The next two confuse me. I figured that for option 3, since the lim (b -> infinity) would come out to infinity, it doesn’t converge to a definite point => divergence.
And for option 4 I thought did nothing because divergence is proven by comparison if 0 <= g(x) <= f(x), where g(x) diverges (whereas convergence is proven by 0 <= f(x) <= g(x), where g(x) converges). Where did my thinking go wrong on these options?
I can probably figure out the other one (with convergence on a different integral) I missed with the help from this question (if not I’ll post it). But need help on the graph:
http://img230.imageshack.us/img230/6006/53284.jpg
The question is basically, is the area between 1/x^2 and 1/x [though they could have been any two arbitrary functions, labeled or not, so I need to be able to figure it out from the graph, not the function itself, which is what I did to get it right] infinite or finite? And then a bunch of do h/k/g/f(x) converge, diverge, or is it impossible to tell?

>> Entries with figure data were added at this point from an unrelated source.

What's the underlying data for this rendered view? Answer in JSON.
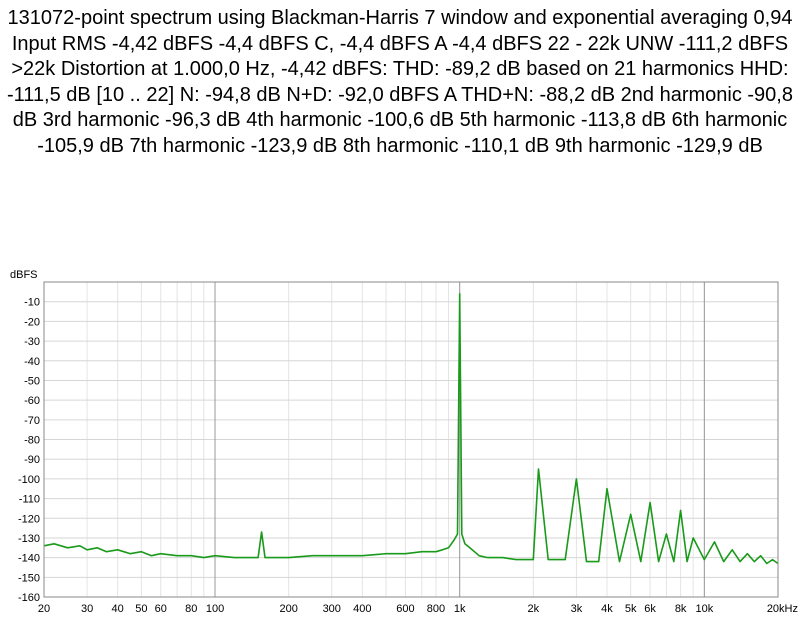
{
  "chart_data": {
    "type": "line",
    "title": "131072-point spectrum using Blackman-Harris 7 window and exponential averaging 0,94 Input RMS -4,42 dBFS -4,4 dBFS C, -4,4 dBFS A -4,4 dBFS 22 - 22k UNW -111,2 dBFS >22k Distortion at 1.000,0 Hz, -4,42 dBFS: THD: -89,2 dB based on 21 harmonics HHD: -111,5 dB [10 .. 22] N: -94,8 dB N+D: -92,0 dBFS A THD+N: -88,2 dB 2nd harmonic -90,8 dB 3rd harmonic -96,3 dB 4th harmonic -100,6 dB 5th harmonic -113,8 dB 6th harmonic -105,9 dB 7th harmonic -123,9 dB 8th harmonic -110,1 dB 9th harmonic -129,9 dB",
    "ylabel": "dBFS",
    "xlabel": "",
    "x_scale": "log",
    "xlim": [
      20,
      20000
    ],
    "ylim": [
      -160,
      0
    ],
    "grid": true,
    "x_tick_values": [
      20,
      30,
      40,
      50,
      60,
      80,
      100,
      200,
      300,
      400,
      600,
      800,
      1000,
      2000,
      3000,
      4000,
      5000,
      6000,
      8000,
      10000,
      20000
    ],
    "x_tick_labels": [
      "20",
      "30",
      "40",
      "50",
      "60",
      "80",
      "100",
      "200",
      "300",
      "400",
      "600",
      "800",
      "1k",
      "2k",
      "3k",
      "4k",
      "5k",
      "6k",
      "8k",
      "10k",
      "20kHz"
    ],
    "y_tick_values": [
      -10,
      -20,
      -30,
      -40,
      -50,
      -60,
      -70,
      -80,
      -90,
      -100,
      -110,
      -120,
      -130,
      -140,
      -150,
      -160
    ],
    "y_tick_labels": [
      "-10",
      "-20",
      "-30",
      "-40",
      "-50",
      "-60",
      "-70",
      "-80",
      "-90",
      "-100",
      "-110",
      "-120",
      "-130",
      "-140",
      "-150",
      "-160"
    ],
    "series": [
      {
        "color": "#1a9a1a",
        "x": [
          20,
          22,
          25,
          28,
          30,
          33,
          36,
          40,
          45,
          50,
          55,
          60,
          70,
          80,
          90,
          100,
          120,
          140,
          150,
          155,
          160,
          165,
          170,
          200,
          250,
          300,
          400,
          500,
          600,
          700,
          800,
          850,
          900,
          950,
          980,
          1000,
          1020,
          1050,
          1100,
          1150,
          1200,
          1300,
          1400,
          1500,
          1700,
          1900,
          2000,
          2100,
          2300,
          2500,
          2700,
          3000,
          3300,
          3700,
          4000,
          4500,
          5000,
          5500,
          6000,
          6500,
          7000,
          7500,
          8000,
          8500,
          9000,
          10000,
          11000,
          12000,
          13000,
          14000,
          15000,
          16000,
          17000,
          18000,
          19000,
          20000
        ],
        "y": [
          -134,
          -133,
          -135,
          -134,
          -136,
          -135,
          -137,
          -136,
          -138,
          -137,
          -139,
          -138,
          -139,
          -139,
          -140,
          -139,
          -140,
          -140,
          -140,
          -127,
          -140,
          -140,
          -140,
          -140,
          -139,
          -139,
          -139,
          -138,
          -138,
          -137,
          -137,
          -136,
          -135,
          -131,
          -128,
          -6,
          -128,
          -133,
          -135,
          -137,
          -139,
          -140,
          -140,
          -140,
          -141,
          -141,
          -141,
          -95,
          -141,
          -141,
          -141,
          -100,
          -142,
          -142,
          -105,
          -142,
          -118,
          -142,
          -112,
          -142,
          -128,
          -142,
          -116,
          -142,
          -130,
          -141,
          -132,
          -142,
          -136,
          -142,
          -138,
          -142,
          -139,
          -143,
          -141,
          -143
        ]
      }
    ]
  }
}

I was totally lost on this one and mostly just guessed.
[[And sorry, I’m tacking on a mini-rant because I can]]
Sorry for unloading basic math questions, I have an instructor who I’m sure knows what he’s doing… but he certainly can’t teach it (and, sadly, I’m not a very good book learner, I need the instructor portion). For reference, on the last test I got a 65/100 and it was still the fourth highest grade in a class of 35 people (I wouldn’t complain if this was an upper-division course, but it’s a 100 level course). Last semester I never got below an 87. Oh, and he cribbed questions from other instructor’s tests, so it wasn’t just a hard test. And he takes off half or so of the points for writing down a four instead of a two in your final answer because you brain-stupided for a second, even if you got the actual concept and calculus right. Luckily I think I have the current section (areas and volumes of shapes/solids by integral) down, hopefully.